1 Chronicles 1:11-12

11 Mizraim was the father of the Ludites, Anamites, Lehabites, Naphtuhites, 12 Pathrusites, Casluhites (from whom the Philistines came) and Caphtorites. (NIV)

The Philistines mentioned here are really just a parenthetical aside. If we don't count them in the complete list, then the complete "Table of Nations" (1 Chronicles 1:5-23) has 70 names. 26 of them are from Shem, 30 are from Ham and 14 are from Japheth.

For the people reading Chronicles, the number 70 would have a special satisfaction and even a spiritual significance. As a multiple of 7, it presents God's hand in the providence of the world.

The Ludites are sometimes described as bowmen (Jeremiah 46:9), and are placed in both Africa (as descendants of Mizraim's Egyptians) and Asia—it is generally accepted that Lud was the kingdom of Lydia in Asia Minor.

The Anamites may have been a minor tribe of the Egyptians. An Assyrian text from the time of Sargon II (722-705 BC) refers to the Anami in Egypt.

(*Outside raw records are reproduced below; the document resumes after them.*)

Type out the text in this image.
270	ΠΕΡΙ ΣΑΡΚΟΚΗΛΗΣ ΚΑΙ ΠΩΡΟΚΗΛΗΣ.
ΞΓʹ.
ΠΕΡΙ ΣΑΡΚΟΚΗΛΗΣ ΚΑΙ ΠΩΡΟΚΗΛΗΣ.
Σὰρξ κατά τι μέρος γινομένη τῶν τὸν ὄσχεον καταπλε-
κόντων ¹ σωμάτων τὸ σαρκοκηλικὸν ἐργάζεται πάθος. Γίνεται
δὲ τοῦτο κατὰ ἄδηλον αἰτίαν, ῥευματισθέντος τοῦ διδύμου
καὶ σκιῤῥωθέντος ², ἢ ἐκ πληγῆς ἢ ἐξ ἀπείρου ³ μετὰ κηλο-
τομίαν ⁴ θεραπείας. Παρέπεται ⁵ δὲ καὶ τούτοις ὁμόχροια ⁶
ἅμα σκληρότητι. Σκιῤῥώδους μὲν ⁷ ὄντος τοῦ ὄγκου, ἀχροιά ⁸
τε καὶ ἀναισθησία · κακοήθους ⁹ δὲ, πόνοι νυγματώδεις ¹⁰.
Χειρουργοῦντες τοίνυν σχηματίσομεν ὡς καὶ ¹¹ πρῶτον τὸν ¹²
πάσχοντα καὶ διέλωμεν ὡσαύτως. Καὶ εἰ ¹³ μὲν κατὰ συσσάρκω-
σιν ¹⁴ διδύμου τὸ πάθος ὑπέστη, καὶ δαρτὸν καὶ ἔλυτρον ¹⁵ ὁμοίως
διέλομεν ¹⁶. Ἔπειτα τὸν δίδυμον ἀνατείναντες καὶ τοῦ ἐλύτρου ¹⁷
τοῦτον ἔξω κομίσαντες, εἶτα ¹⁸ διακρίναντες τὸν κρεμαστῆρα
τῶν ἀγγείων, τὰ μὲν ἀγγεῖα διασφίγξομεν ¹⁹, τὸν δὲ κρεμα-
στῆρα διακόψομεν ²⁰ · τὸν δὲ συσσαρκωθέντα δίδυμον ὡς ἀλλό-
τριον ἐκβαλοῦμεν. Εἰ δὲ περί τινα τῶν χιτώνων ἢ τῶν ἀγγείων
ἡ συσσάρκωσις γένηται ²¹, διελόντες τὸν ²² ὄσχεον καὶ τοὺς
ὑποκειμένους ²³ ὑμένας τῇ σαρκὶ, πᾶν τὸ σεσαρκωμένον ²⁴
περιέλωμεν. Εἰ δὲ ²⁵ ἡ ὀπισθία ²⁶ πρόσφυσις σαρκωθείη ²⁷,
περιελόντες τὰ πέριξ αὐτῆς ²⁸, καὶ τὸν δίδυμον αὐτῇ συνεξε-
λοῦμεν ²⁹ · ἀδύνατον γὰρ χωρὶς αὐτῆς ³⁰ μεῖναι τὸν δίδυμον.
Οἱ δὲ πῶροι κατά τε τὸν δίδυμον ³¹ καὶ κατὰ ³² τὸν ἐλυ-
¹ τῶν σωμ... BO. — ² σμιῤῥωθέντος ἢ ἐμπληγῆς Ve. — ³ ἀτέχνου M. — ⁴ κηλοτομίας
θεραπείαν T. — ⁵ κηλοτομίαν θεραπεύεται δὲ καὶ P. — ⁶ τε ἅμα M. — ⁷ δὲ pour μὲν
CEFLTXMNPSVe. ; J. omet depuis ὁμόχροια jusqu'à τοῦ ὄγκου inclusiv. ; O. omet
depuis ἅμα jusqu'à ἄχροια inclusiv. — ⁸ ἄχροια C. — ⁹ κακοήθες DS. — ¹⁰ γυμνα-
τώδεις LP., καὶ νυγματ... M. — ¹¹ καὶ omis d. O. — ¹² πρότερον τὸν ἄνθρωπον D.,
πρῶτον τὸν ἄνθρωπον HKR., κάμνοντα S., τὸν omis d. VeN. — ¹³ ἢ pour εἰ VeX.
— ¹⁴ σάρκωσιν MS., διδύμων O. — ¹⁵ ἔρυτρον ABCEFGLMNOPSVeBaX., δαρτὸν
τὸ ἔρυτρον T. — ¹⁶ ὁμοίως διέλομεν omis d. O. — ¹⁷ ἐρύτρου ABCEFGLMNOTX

The Lehabites were probably the Libyans (Nahum 3:9) or a branch of the Libyans.

The Naphtuhites have not been identified. They were probably an Egyptian tribe; perhaps located in the central Nile region.

The Pathrusites would appear to be an Egyptian people living in the upper (southern) Nile region. Pathros was a city in that part of Egypt (Isaiah 11:11; Jeremiah 44;1,15; Ezekiel 29:14; 30:14).

The Casluhites are also difficult to identify, perhaps because, as the ancestors of the Philistines, they were displaced from Egypt. We learn from the Doctoral Thesis of Dr. John Brug that the Philistines were the product of two distinct races, one a race of giants inhabiting the southwest coast of Canaan; the other a Greek race of a more typical height. They worked and fought together and gave us such diverse individuals as Goliath and Delilah in Scripture.

The Caphtorites were the inhabitants of the island of Crete, although the island of Cyprus is sometimes mentioned as the land of Caphtor, as well. The Talmud (Chullin 60b) mentions that the Caphtories destroyed the Awites and took their land, and that the Awites were the original Philistine people in Abraham's time. This seems to support Dr. Brug's archaeological and exegetical findings.

They were all people, like us, who needed a Savior. Some of their descendants are still in the world. Reaching out to them begins with reaching out to the people right in our own communities. They gospel is the tool we use; the gospel is the only message that saves.